Yesterday I was chatting with my friend Mike Long, who recently became CEO of AnyDATA.  AnyDATA’s main product line consists of electronic devices that plug into automobiles’ computer systems and wirelessly feed a wide variety of data on the automobiles to those who are interested in such data.  (Among those who are interested are drivers themselves, automobile manufactures, and automobile insurers.)

AnyDATA is located in southern California.  Most of its employees are high-tech geeks who conceive and design these devices.  The physical construction of Anydata’s devices, however, takes place in China.

I asked Mike if his company would exist if it had to rely on such devices being produced in America.  His instant answer: “No.”

The ability of AnyDATA to tap into the comparative advantage of the Chinese at physically assembling such electronic devices is what makes AnyDATA a reality and, hence, what makes the jobs and relatively high incomes of AnyDATA’s American employees possible.
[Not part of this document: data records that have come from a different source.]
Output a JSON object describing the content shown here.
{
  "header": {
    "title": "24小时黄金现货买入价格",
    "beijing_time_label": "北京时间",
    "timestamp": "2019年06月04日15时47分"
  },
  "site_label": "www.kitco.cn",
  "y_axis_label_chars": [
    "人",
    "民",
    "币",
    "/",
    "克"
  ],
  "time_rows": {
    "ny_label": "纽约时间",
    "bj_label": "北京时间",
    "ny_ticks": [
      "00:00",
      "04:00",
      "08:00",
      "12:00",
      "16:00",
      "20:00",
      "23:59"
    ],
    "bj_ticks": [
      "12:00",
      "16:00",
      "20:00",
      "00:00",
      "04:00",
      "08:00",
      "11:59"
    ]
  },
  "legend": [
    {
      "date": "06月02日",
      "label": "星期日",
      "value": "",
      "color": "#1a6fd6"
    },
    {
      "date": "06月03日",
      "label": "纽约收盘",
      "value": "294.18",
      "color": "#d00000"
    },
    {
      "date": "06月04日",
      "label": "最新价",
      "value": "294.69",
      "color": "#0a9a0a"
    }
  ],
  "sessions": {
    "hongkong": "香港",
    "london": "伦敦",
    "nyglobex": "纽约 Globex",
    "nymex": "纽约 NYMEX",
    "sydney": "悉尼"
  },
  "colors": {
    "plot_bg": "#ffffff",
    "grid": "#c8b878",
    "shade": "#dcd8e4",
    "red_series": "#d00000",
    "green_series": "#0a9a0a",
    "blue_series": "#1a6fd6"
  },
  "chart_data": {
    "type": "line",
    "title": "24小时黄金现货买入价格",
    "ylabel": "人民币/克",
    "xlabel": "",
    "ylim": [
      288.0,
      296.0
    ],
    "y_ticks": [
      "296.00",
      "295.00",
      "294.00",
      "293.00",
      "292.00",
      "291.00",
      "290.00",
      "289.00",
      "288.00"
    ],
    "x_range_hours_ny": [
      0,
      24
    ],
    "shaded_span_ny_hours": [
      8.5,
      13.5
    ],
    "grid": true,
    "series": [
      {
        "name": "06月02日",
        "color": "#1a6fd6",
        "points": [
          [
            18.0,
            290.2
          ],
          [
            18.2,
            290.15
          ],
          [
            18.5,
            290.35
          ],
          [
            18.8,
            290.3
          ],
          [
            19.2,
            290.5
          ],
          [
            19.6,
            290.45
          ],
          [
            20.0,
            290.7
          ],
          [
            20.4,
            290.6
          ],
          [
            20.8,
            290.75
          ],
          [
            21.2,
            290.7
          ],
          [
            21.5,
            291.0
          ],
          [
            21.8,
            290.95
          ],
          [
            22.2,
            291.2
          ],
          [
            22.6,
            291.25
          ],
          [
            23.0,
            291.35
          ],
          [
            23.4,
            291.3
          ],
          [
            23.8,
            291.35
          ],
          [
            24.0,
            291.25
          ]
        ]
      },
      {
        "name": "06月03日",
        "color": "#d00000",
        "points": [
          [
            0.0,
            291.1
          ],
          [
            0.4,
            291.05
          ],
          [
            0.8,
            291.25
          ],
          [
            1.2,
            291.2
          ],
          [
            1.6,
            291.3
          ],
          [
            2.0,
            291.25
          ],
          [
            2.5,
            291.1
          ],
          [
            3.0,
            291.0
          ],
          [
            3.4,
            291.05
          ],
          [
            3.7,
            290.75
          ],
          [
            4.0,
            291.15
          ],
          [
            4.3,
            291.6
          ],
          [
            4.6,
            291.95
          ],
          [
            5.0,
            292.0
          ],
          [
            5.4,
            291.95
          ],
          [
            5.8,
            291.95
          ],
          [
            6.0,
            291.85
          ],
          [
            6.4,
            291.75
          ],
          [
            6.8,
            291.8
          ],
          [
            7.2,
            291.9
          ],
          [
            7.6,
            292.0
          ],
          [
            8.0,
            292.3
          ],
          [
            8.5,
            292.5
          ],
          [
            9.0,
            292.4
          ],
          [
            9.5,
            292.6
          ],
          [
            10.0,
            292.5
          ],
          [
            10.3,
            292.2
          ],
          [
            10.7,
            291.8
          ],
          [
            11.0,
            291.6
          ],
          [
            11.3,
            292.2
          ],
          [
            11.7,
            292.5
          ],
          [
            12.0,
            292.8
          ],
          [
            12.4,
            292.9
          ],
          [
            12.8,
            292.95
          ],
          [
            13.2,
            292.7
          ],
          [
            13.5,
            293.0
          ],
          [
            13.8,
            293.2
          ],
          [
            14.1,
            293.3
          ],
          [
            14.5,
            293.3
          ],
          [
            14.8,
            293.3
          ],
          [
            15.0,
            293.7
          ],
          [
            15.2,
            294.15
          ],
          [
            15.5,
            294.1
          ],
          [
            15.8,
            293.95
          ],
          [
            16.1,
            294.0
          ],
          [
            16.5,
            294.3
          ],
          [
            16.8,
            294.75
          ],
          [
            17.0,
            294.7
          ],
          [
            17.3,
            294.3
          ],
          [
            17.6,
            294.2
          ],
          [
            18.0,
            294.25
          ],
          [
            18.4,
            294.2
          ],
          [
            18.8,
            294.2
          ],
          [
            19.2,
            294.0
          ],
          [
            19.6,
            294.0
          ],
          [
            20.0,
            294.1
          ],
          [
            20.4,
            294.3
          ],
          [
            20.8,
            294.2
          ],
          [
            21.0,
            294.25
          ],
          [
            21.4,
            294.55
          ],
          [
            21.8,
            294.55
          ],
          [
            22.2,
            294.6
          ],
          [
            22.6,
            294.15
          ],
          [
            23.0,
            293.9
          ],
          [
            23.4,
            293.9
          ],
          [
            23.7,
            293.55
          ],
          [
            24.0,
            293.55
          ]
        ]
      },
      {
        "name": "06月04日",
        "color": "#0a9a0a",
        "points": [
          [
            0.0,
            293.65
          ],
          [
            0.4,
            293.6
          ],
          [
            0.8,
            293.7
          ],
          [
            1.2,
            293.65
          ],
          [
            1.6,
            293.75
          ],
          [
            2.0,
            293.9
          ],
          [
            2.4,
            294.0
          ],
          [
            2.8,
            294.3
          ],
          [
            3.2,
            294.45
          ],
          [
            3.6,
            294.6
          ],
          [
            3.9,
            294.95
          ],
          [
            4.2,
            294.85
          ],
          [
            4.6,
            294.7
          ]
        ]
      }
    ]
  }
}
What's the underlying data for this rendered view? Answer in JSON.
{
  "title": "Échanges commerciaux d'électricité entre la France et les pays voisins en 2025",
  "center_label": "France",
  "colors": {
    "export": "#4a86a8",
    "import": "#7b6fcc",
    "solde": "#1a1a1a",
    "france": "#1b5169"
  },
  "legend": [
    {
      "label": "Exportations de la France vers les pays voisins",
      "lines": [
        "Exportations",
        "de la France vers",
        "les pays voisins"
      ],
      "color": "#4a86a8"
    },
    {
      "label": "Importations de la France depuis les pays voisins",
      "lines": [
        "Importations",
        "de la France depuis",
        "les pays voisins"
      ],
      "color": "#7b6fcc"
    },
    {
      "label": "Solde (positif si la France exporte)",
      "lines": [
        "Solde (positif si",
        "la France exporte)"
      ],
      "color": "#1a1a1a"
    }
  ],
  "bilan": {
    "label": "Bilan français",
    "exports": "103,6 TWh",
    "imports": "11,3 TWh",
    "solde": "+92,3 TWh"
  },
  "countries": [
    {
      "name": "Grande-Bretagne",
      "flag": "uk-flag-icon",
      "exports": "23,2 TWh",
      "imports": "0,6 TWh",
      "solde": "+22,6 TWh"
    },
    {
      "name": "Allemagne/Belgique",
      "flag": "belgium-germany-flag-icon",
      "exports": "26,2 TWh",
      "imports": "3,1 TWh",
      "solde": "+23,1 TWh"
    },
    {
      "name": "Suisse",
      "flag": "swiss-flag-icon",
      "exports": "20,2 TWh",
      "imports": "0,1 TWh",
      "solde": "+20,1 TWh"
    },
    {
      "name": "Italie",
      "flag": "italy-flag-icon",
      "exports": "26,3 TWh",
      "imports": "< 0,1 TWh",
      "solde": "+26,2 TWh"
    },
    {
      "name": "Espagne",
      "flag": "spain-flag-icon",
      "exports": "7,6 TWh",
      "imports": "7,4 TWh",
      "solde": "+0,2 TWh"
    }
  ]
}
People such as Trump and others in his troupe of economic nationalists look at the assembly in China of AnyDATA’s devices and lament that these devices aren’t produced in the United States.  But what people such as Trump and others in his troupe of economic nationalists do not see is that if tariffs are used to restrict the importation into the U.S. of these Chinese-assembled devices, such devices will not then be manufactured in the U.S.
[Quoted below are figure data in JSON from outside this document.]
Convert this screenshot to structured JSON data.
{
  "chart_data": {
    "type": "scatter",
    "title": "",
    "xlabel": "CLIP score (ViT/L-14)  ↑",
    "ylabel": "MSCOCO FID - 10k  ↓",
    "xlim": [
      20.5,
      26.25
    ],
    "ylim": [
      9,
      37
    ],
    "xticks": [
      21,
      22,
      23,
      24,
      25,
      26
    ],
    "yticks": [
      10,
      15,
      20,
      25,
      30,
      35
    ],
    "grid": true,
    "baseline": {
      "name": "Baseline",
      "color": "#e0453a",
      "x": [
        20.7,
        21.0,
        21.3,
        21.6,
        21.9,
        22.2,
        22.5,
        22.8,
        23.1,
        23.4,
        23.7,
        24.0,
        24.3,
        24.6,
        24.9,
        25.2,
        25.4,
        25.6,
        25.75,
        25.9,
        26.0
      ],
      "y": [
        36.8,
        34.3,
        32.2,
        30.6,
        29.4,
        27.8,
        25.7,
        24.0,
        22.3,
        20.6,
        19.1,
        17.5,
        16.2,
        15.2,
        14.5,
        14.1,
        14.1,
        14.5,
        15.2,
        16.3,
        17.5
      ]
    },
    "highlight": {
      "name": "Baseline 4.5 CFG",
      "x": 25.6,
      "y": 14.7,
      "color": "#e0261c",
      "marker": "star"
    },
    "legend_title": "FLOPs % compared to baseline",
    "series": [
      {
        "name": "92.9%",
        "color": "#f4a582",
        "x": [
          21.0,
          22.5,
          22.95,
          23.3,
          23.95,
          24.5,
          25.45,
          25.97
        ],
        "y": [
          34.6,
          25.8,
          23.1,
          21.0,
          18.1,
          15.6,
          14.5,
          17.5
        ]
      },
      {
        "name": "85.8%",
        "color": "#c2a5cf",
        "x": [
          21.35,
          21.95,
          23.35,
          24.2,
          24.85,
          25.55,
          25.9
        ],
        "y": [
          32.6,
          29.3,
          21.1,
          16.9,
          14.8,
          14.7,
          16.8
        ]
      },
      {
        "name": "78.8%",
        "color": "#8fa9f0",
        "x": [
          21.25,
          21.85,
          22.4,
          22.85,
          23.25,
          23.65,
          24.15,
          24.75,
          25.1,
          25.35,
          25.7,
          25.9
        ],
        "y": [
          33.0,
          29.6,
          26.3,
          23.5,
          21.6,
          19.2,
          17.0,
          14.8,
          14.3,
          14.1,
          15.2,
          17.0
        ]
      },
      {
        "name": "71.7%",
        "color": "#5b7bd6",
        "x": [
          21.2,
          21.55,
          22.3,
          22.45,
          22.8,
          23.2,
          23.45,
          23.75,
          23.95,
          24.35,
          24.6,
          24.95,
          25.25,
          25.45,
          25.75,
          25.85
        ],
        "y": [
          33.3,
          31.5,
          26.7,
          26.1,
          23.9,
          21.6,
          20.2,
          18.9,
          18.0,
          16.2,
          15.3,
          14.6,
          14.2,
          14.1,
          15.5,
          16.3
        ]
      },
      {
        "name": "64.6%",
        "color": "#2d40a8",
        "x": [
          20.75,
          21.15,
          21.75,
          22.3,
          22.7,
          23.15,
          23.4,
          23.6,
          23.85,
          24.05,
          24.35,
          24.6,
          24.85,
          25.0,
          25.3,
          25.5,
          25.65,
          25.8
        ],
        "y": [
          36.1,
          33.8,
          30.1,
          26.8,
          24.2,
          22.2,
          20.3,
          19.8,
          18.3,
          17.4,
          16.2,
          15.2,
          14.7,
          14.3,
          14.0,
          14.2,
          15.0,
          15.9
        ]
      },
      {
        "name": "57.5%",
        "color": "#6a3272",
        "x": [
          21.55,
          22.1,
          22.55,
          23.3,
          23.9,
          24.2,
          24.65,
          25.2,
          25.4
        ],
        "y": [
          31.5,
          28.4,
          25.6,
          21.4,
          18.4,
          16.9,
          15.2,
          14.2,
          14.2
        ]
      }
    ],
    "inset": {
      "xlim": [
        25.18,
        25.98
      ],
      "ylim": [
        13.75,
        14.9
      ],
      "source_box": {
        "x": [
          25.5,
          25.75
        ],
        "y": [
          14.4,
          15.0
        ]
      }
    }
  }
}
The most likely consequence is that similar devices will be imported from a country or countries other than China.  But because, absent tariffs, such devices would continue to be assembled in China, the tariffs shift assembly of these devices to countries in which assembly costs are higher than in China.  The prices that AnyDATA must pay for such assembly services rises.  In turn, prices at which AnyDATA sells its devices to its customers rise.  As a result, AnyDATA will sell fewer devices than otherwise.  It’s business will suffer.

If instead Uncle Sam imposes high tariffs on the importation of such devices from any country, AnyDATA almost certainly must drop this line of products.  Indeed, AnyDATA might be forced out of business altogether.  Given the cost of American labor and other inputs, producing such devices in the U.S. would today simply be uneconomical.

Looked at from a slightly different angle, here’s a list of possible economic outcomes involving industries of the sort to which AnyDATA belongs:

– Americans specialize in high-value-added activities such as inventing and engineering the devices that AnyDATA sells; other countries specialize in the lower-value-added activity of physically assembling the devices.

– The U.S. government obstructs the importation of such assembled devices, causing Americans to play no, or a much smaller, role in the global industry that creates, engineers, and produces such devices.

– The U.S. government conducts protectionist trade policy such that it gives Americans once again a comparative advantage at performing low-value-added tasks such as assembling the devices sold by AnyDATA; Americans would then specialize, not in the high-value-added activities such as inventing and engineering such devices, but, instead, in the lower-value-added activity of physically assembling such devices.

Bottom line: The profitable operation today of many American-based firms depends upon their ability to import low-cost devices and other inputs from other countries.  This ability to import low-cost inputs is vital to the creation and profitable operation of many high-value-added American firms, such as AnyDATA.